A week ago today the battery charge against Tommy Robinson was dismissed by the bench (panel) of the Peterborough Magistrates’ Court. Thanks to the generosity of his supporters all over the world, Tommy walked out of court that afternoon a free man.
The next day, during a proverbial chat beside the stove, Dymphna and I were discussing this marvelous outcome. She wondered out loud about what would happen to Tommy: “They didn’t lock him up. They haven’t been able to kill him. What’s next?”
“I don’t know,” I said. “Maybe it’s time for Tommy to trample out the vintage where the grapes of wrath are stored.”*
My sense was (and is) that the wind is beginning to shift. Tommy’s belated escape from “justice” is just one instance of good news in an area that has produced virtually nothing but bad news for more than a decade.
Change is now in the air. Helmut Kohl has met with Viktor Orbán. Geert Wilders is the most popular politician in the Netherlands. The Sweden Democrats prevailed in a court case about asylum housing for “refugees”. Alternative for Germany (AfD) achieved major gains during recent regional elections in Germany, and its “Islamophobic” platform now makes daily headlines in the German media.
And Tommy Robinson is still alive. He isn’t even in prison.
The deck is stacked against us. Yet we seem to be on a roll. How can that be?

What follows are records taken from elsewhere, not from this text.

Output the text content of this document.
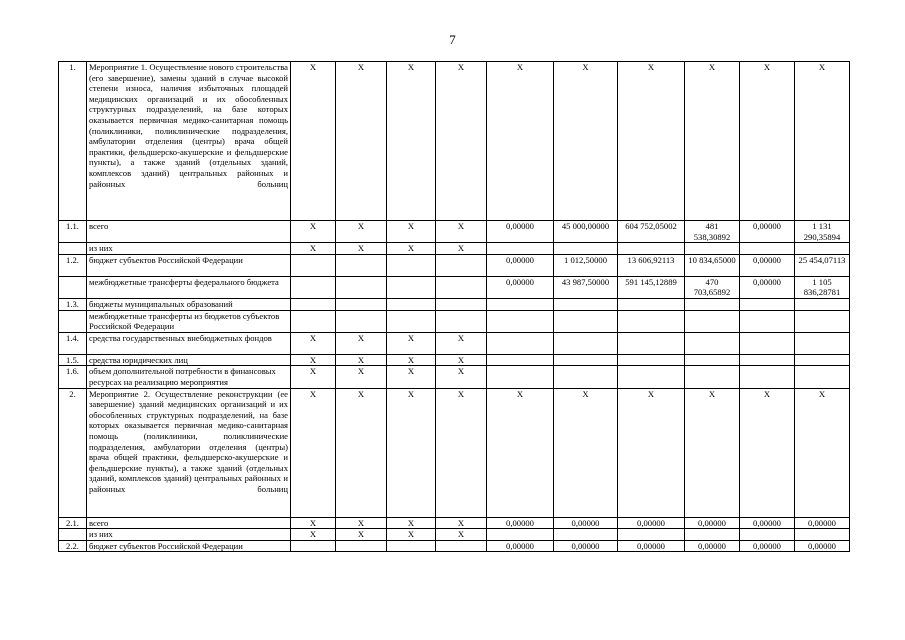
7
1.	Мероприятие 1. Осуществление нового строительства (его завершение), замены зданий в случае высокой степени износа, наличия избыточных площадей медицинских организаций и их обособленных структурных подразделений, на базе которых оказывается первичная медико-санитарная помощь (поликлиники, поликлинические подразделения, амбулатории отделения (центры) врача общей практики, фельдшерско-акушерские и фельдшерские пункты), а также зданий (отдельных зданий, комплексов зданий) центральных районных и районных больниц	X	X	X	X	X	X	X	X	X	X
1.1.	всего	X	X	X	X	0,00000	45 000,00000	604 752,05002	481 538,30892	0,00000	1 131 290,35894
	из них	X	X	X	X						
1.2.	бюджет субъектов Российской Федерации					0,00000	1 012,50000	13 606,92113	10 834,65000	0,00000	25 454,07113
	межбюджетные трансферты федерального бюджета					0,00000	43 987,50000	591 145,12889	470 703,65892	0,00000	1 105 836,28781
1.3.	бюджеты муниципальных образований										
	межбюджетные трансферты из бюджетов субъектов Российской Федерации										
1.4.	средства государственных внебюджетных фондов	X	X	X	X						
1.5.	средства юридических лиц	X	X	X	X						
1.6.	объем дополнительной потребности в финансовых ресурсах на реализацию мероприятия	X	X	X	X						
2.	Мероприятие 2. Осуществление реконструкции (ее завершение) зданий медицинских организаций и их обособленных структурных подразделений, на базе которых оказывается первичная медико-санитарная помощь (поликлиники, поликлинические подразделения, амбулатории отделения (центры) врача общей практики, фельдшерско-акушерские и фельдшерские пункты), а также зданий (отдельных зданий, комплексов зданий) центральных районных и районных больниц	X	X	X	X	X	X	X	X	X	X
2.1.	всего	X	X	X	X	0,00000	0,00000	0,00000	0,00000	0,00000	0,00000
	из них	X	X	X	X						
2.2.	бюджет субъектов Российской Федерации					0,00000	0,00000	0,00000	0,00000	0,00000	0,00000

Twelve years ago, before Theo Van Gogh was murdered by a mujahid, we thought we could say what we liked. Now we know better. Anyone who has been paying attention knows they can get dead with no warning if they say bad things about Islam.
It’s called “self-censorship”. It only takes a couple of jihad operatives with carefully targeted lethal violence, and PRESTO! Infidels enforce sharia anti-blasphemy laws on themselves. A low-cost victory for the jihad; very effective.

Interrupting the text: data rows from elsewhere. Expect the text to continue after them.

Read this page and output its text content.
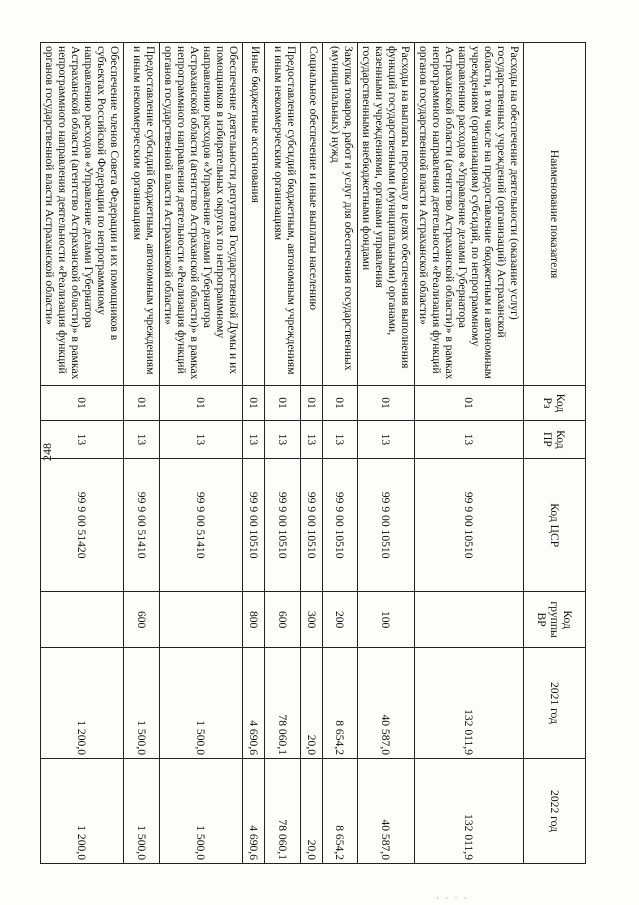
248
Наименование показателя	Код Рз	Код ПР	Код ЦСР	Код группы ВР	2021 год	2022 год
Расходы на обеспечение деятельности (оказание услуг) государственных учреждений (организаций) Астраханской области, в том числе на предоставление бюджетным и автономным учреждениям (организациям) субсидий, по непрограммному направлению расходов «Управление делами Губернатора Астраханской области (агентство Астраханской области)» в рамках непрограммного направления деятельности «Реализация функций органов государственной власти Астраханской области»	01	13	99 9 00 10510		132 011,9	132 011,9
Расходы на выплаты персоналу в целях обеспечения выполнения функций государственными (муниципальными) органами, казенными учреждениями, органами управления государственными внебюджетными фондами	01	13	99 9 00 10510	100	40 587,0	40 587,0
Закупка товаров, работ и услуг для обеспечения государственных (муниципальных) нужд	01	13	99 9 00 10510	200	8 654,2	8 654,2
Социальное обеспечение и иные выплаты населению	01	13	99 9 00 10510	300	20,0	20,0
Предоставление субсидий бюджетным, автономным учреждениям и иным некоммерческим организациям	01	13	99 9 00 10510	600	78 060,1	78 060,1
Иные бюджетные ассигнования	01	13	99 9 00 10510	800	4 690,6	4 690,6
Обеспечение деятельности депутатов Государственной Думы и их помощников в избирательных округах по непрограммному направлению расходов «Управление делами Губернатора Астраханской области (агентство Астраханской области)» в рамках непрограммного направления деятельности «Реализация функций органов государственной власти Астраханской области»	01	13	99 9 00 51410		1 500,0	1 500,0
Предоставление субсидий бюджетным, автономным учреждениям и иным некоммерческим организациям	01	13	99 9 00 51410	600	1 500,0	1 500,0
Обеспечение членов Совета Федерации и их помощников в субъектах Российской Федерации по непрограммному направлению расходов «Управление делами Губернатора Астраханской области (агентство Астраханской области)» в рамках непрограммного направления деятельности «Реализация функций органов государственной власти Астраханской области»	01	13	99 9 00 51420		1 200,0	1 200,0
· · · ·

The treatment of Tommy Robinson by law enforcement and the “justice” system achieves a similar end. Yes, Tommy prevailed in the end. But he spent months in solitary, lost his teeth, and nearly lost his life. How many people will be willing to go through that just to be able to say, “Islam is not just a religion; it’s a totalitarian political ideology”?
No, thanks. I want to keep my teeth and my life. I’ll pass.
The treatment of Geert Wilders accomplished the same purpose. He’s the leader of the most popular party in the Netherlands, yet he has to live his life like a hunted fugitive, surrounded 24/7 by armed bodyguards, with no opportunity to live like a free man ever again.
Who wants to endure that, just for the privilege of saying, “Islam is not just a religion; it’s a totalitarian political ideology”?
No, thanks. I’d rather be able to walk down the street and sit in a sidewalk café drinking a beer, without worrying about being ventilated.
And yet…. Tommy and Geert are heroes.
To everyone who is paying attention, and is even slightly sympathetic to our cause, Tommy Robinson and Geert Wilders are understood to be heroes.
A hero is willing to make great sacrifices for the cause he believes in. He is even willing to sacrifice his own life rather than give up the struggle.
The enemies of Geert Wilders and Tommy Robinson keep trying to paint them as cynical opportunists, as corrupt operators who are out for nothing but their own personal gain. But it’s impossible to make such accusations stick, given what they have gone through for the sake of what they believe in.
No: to anyone who is paying attention, they are HEROES.
They inspire us. They serve as examples for the rest of us. They remind us that there is something more important than the humdrum comforts we have become accustomed to.
Their lives are a lesson. They say, “Look: this is what a real man does for the sake of what he believes in. Don’t be seduced by all the creature comforts and the easy life. This has real meaning.”
We’re privileged to live at a hinge of history. The door can swing either this way, or that. It can be the easy way, or it can be the Tommy and Geert way.
It’s up to you.
|*||For our non-American readers, the reference is to “The Battle Hymn of the Republic”, an Abolitionist song by Julia Ward Howe that later became a popular patriotic standard.